Thursday, December 06, 2012

Fracking Yeah!


3,2,1, we have liftoff.  Sort of looks like a rocket launcher.  Sort of is, metaphorically.

That image, friends and enemies, is a thing of beauty. It is a new-fangled oil well in Elk County Pennsylvania.  Hundreds like it are transforming the American economy.

That oil well is tapping into Marcellus Shale, a geological formation consisting of marine sedimentary rock that has long been known to have natural gas trapped within it.



Looks oily, don’t it?

It is oily. And gassy:



That’s spring water so full of methane you can light it on fire.

Marcellus Shale underlies almost all of West Virginia, over half of Pennsylvania, half of Ohio, about one-half of Kentucky, one-third of New York, and parts of Virginia, Maryland, Tennessee and Alabama.



How much natural gas and shale oil is in the Marcellus? Enough to have cut the price of natural gas by two-thirds since 2008. Enough that OPEC, OPEC now, said this:

“Given recent significant increases in North American shale oil and shale gas production, it is now clear that these resources might play an increasingly important role in non-OPEC medium- and long-term supply prospects.”

Enough that the International Energy Agency has said this:

“By around 2020, [that’s 7+ years]  the United States is projected to become the largest global [“global,” as in "the whole world" global.]   oil producer. [“producer”] The result is a continued fall in U.S. oil imports to the extent that North America becomes a net oil exporter [that means we sell it]  around 2030.”

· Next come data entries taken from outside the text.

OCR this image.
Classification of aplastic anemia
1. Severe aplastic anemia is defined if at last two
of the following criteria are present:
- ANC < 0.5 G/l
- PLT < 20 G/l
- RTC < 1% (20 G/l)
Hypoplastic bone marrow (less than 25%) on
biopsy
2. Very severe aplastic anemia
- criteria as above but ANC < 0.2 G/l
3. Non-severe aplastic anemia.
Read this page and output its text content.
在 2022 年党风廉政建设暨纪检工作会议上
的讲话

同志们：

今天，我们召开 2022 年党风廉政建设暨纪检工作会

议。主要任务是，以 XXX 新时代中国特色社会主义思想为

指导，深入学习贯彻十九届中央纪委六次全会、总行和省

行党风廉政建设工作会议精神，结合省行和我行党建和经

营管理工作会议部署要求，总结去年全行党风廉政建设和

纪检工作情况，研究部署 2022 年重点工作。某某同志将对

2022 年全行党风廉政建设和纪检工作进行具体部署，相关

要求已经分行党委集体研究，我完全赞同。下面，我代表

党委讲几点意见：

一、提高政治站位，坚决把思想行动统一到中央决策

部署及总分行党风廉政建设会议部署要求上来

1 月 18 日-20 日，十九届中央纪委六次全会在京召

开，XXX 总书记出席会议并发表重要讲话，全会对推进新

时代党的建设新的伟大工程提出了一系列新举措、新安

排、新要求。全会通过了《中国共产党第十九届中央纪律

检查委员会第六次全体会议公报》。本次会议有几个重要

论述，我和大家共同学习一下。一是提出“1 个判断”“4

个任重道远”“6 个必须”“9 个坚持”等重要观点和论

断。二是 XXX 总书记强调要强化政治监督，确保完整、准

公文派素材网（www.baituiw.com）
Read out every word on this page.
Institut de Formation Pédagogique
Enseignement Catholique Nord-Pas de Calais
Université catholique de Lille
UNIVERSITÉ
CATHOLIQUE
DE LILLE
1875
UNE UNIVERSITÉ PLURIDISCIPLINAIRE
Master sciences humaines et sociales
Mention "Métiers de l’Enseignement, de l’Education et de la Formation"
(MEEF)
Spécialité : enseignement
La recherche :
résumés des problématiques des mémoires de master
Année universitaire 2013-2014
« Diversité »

Is that not a beautiful thing?

American know-how has done it again. What American scientists and engineers have done is “hydraulic fracturing,” a technique of forcing liquid into the formation to break the rock and release the oil and gas. “Fracking” was first made economically practical in 1998 in Texas. Now it is leading to an energy revival in Pennsylvania, where the first traditional oil derrick was built, and in other economically depressed states in the region. Fracking will transform the American economy and global ["whole world"]  geo-politics.